Así pues se desarrolla una versión de competencia del 323, cuyas prestaciones eran discretas, unos meses después Mazda en Japón devela un 323 con una motorización Turbocargada y un sistema de tracción integral, que venía como anillo al dedo para los planes de crecimiento del equipo, pues el Grupo A de la FIA estaba enfocado a equipos privados y a jóvenes tripulaciones que incursionaban en el mundo del rally.

Los Autos del Grupo B eran descomunalmente potentes, muy rápidos y altamente peligrosos, al grado que los aficionados empezaron a llamar al Grupo B como los “Widow Makers” (hacedores de Viudas).

En 1986 durante el Rally de Córcega la tripulación del Lancia Delta S4 conformada por “Henka” Toivonen y Sergio Cresto fallece en un lamentable accidente y es justo después de ese hecho que la FIA decide cancelar definitivamente el temido Grupo B, por considerarlo extremadamente peligroso.

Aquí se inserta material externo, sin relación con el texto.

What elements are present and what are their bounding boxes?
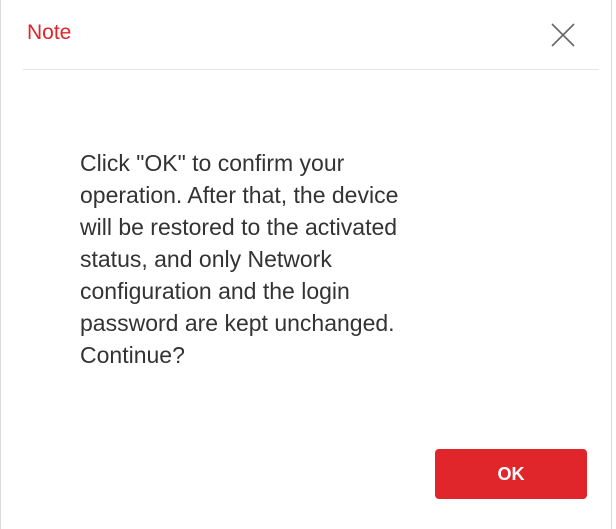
confirm-dialog: Note Click "OK" to confirm your operatio…	[0, 0, 612, 529]
header-divider	[23, 69, 599, 70]
close-button[interactable]	[546, 18, 580, 52]
dialog-header: Note	[1, 0, 611, 70]
close-icon	[551, 23, 575, 47]
dialog-message: Click "OK" to confirm your operation. Af…	[80, 150, 399, 368]
ok-button[interactable]: OK	[435, 449, 587, 499]
dialog-title: Note	[27, 21, 72, 44]
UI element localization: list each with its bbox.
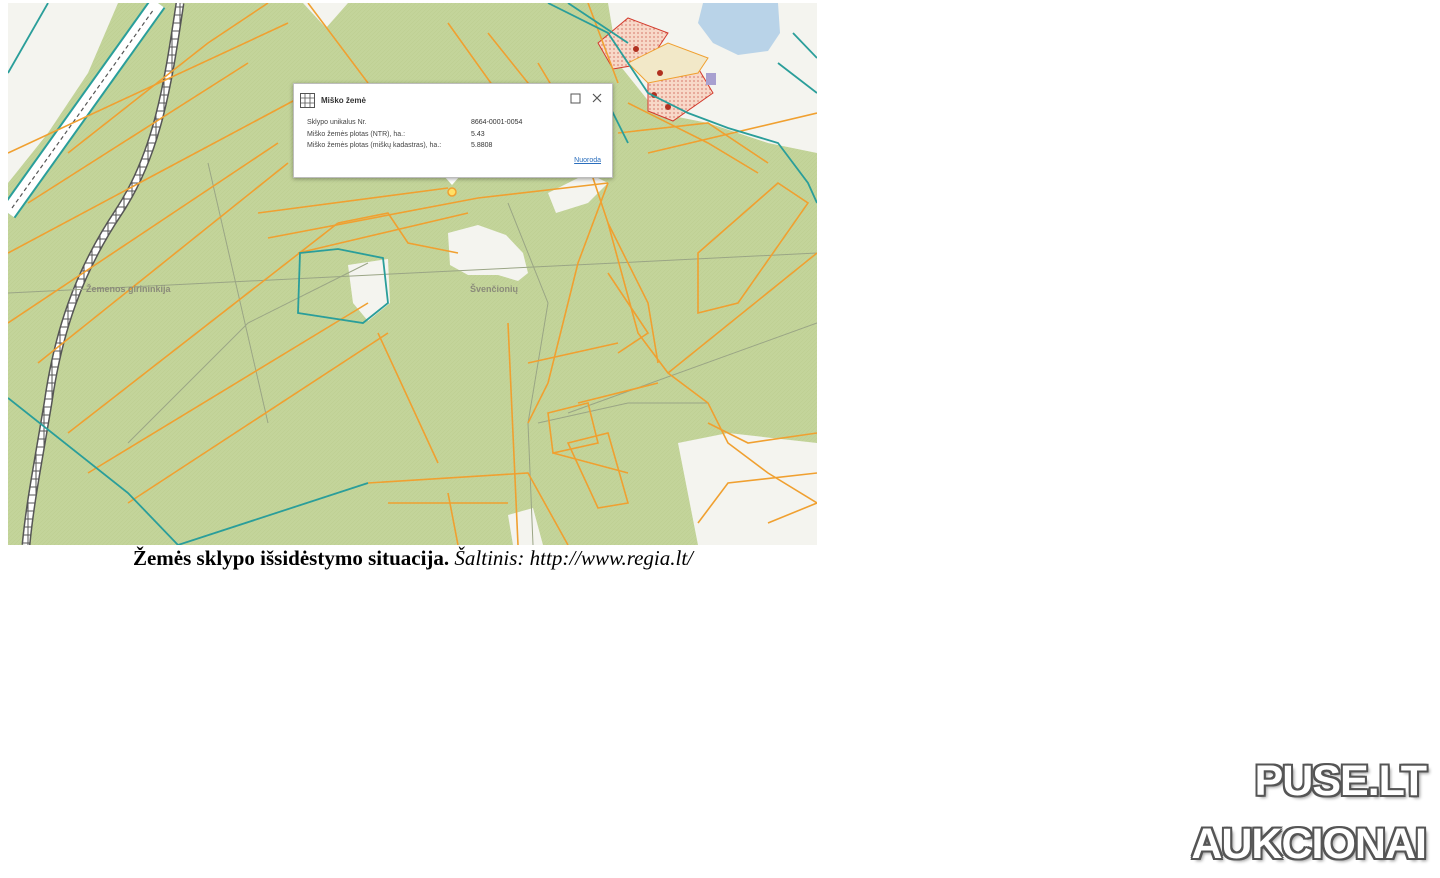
caption-title: Žemės sklypo išsidėstymo situacija.: [132, 546, 450, 570]
popup-row: Miško žemės plotas (miškų kadastras), ha…: [307, 142, 522, 154]
figure-caption: Žemės sklypo išsidėstymo situacija. Šalt…: [0, 546, 826, 571]
row-label: Sklypo unikalus Nr.: [307, 119, 367, 126]
popup-rows: Sklypo unikalus Nr. 8664-0001-0054 Miško…: [307, 119, 522, 154]
row-value: 5.8808: [471, 142, 493, 149]
info-popup: Miško žemė Sklypo unikalus Nr. 8664-0001…: [293, 83, 613, 178]
row-label: Miško žemės plotas (NTR), ha.:: [307, 130, 406, 138]
grid-icon: [300, 93, 315, 108]
row-label: Miško žemės plotas (miškų kadastras), ha…: [307, 142, 442, 149]
map-figure: Žemenos girininkija Švenčionių Miško žem…: [8, 3, 817, 545]
caption-source: Šaltinis: http://www.regia.lt/: [454, 546, 694, 570]
close-icon[interactable]: [591, 92, 603, 104]
reference-link[interactable]: Nuoroda: [574, 157, 601, 164]
row-value: 5.43: [471, 130, 485, 138]
place-label: Švenčionių: [470, 284, 519, 294]
popup-title: Miško žemė: [321, 96, 366, 105]
place-label: Žemenos girininkija: [86, 284, 171, 294]
popup-row: Miško žemės plotas (NTR), ha.: 5.43: [307, 131, 522, 143]
watermark-line1: PUSE.LT: [1254, 757, 1427, 805]
watermark-line2: AUKCIONAI: [1191, 820, 1427, 868]
selected-parcel-marker[interactable]: [447, 187, 457, 197]
popup-row: Sklypo unikalus Nr. 8664-0001-0054: [307, 119, 522, 131]
maximize-icon[interactable]: [570, 93, 581, 104]
row-value: 8664-0001-0054: [471, 119, 523, 126]
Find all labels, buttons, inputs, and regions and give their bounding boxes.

“Henka” Toivonen y Sergio Cresto posan junto al Lancia Delta S4
La cancelación del Grupo B le dio una importante atención al Grupo A, en donde Mazda con su 323 era la única marca que tenía un auto completamente desarrollado y homologado para el Grupo A.

El 323 4WD GTX, llamémosle comercial, ofrecía una potencia discreta de 140 hp y para poderlo homologar tenía que tener una producción de cinco mil vehículos idénticos de ese año-modelo. La versión homologada para rallies entregaba 250 hp -nada parecido a las descomunales potencias de los Grupo B-, pero gracias al sistema de tracción integral y las cotas reducidas resultó bastante ágil y pronto se volvió favorito de muchos pilotos.

323 4WD GTX
Desde su año debut, en 1986 hasta 1994 desfilaron grandes tripulaciones a bordo del 323 -en sus dos versiones, el 4WD, el GTX y más tarde el GTR. Nombres connotados en el mundo del WRC se leían en los vehículos del equipo Mazda Rally Team Europa, con sede en Bruselas Bélgica, tales como: Ingvar Carlsson, Timo Salonen (Campeón del WRC en 1985), Hannu Mikkola (Campeón del WRC en 1983), Rod Millen -hermano de Steve, un famoso preparador de Nissan-, Jesús Puras o Tommi Mäkinen -quien sumó en su brillante trayectoria cuatro campeonatos mundiales de Rally con diversas marcas y que hoy es el manda más del equipo del WRC de Toyota.

Hoy los 323 son nostálgicas y quizá poco conocidas piezas fuera del gremio del WRC, un ejemplar homologado para rally debe costar entre 50 y 60 mil euros.